I maintain that simply by taking common-sense precautions, the risk of accident can be dropped substantially. Statistics back this up. For example, one blogger has assembled data showing that young, inexperienced cyclists incur accidents at greater than ten times the rate of experienced cyclists.
But even experienced cyclists take risks that I myself avoid, so I believe in my case the risk is lower still. I know I've annoyed many a bicyclist with my cautious riding on the Burke-Gilman trail. Because of poor visibility I slow nearly to a stop at 70th and 65th to make sure no one's coming; I won't cross in front of a car until I make eye contact with the driver and have been given a clear signal to cross, particularly at high-traffic crossings like Blakely.
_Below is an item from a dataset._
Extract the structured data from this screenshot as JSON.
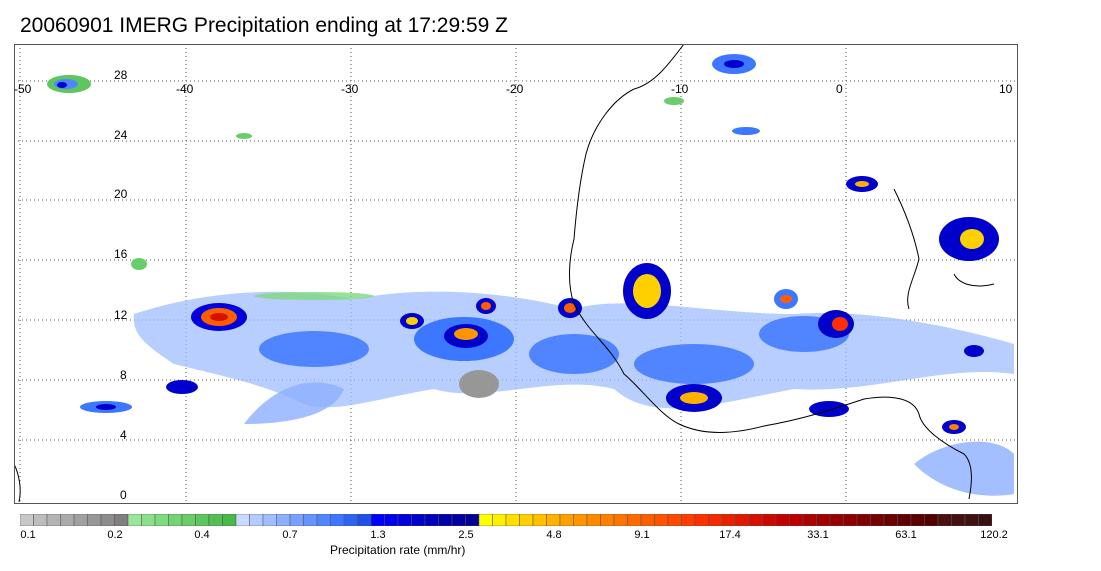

Recently I've been looking for the best route between Fremont and the Interbay Golf Course on Magnolia. My first attempt took me over an unacceptably steep hill. On my second attempt I tried a route that crossed the Ballard bridge, taking me within a few blocks of my destination, only to find that the pedestrian walkway on the other side didn't continue along 15th NW. My only options were to follow the safe route away from my destination, or to ride on the street. One look at the street convinced me to bail. I ended up taking a 15-minute detour just to avoid the traffic. Finally on my third try I found a suitable route that was pleasant, direct, and safe.
I have the added advantage that nearly 90% of my commute trip is along the Burke-Gilman trail, away from auto traffic entirely except for the street crossings. Cautious riding, experience, and a favorable route combine to reduce my personal risk to perhaps as low as 1:100,000 lifetime, I estimate.
That's still not one in a million, but it's almost certainly lower than the risk I would incur driving to work instead. Yet one more reason to ride!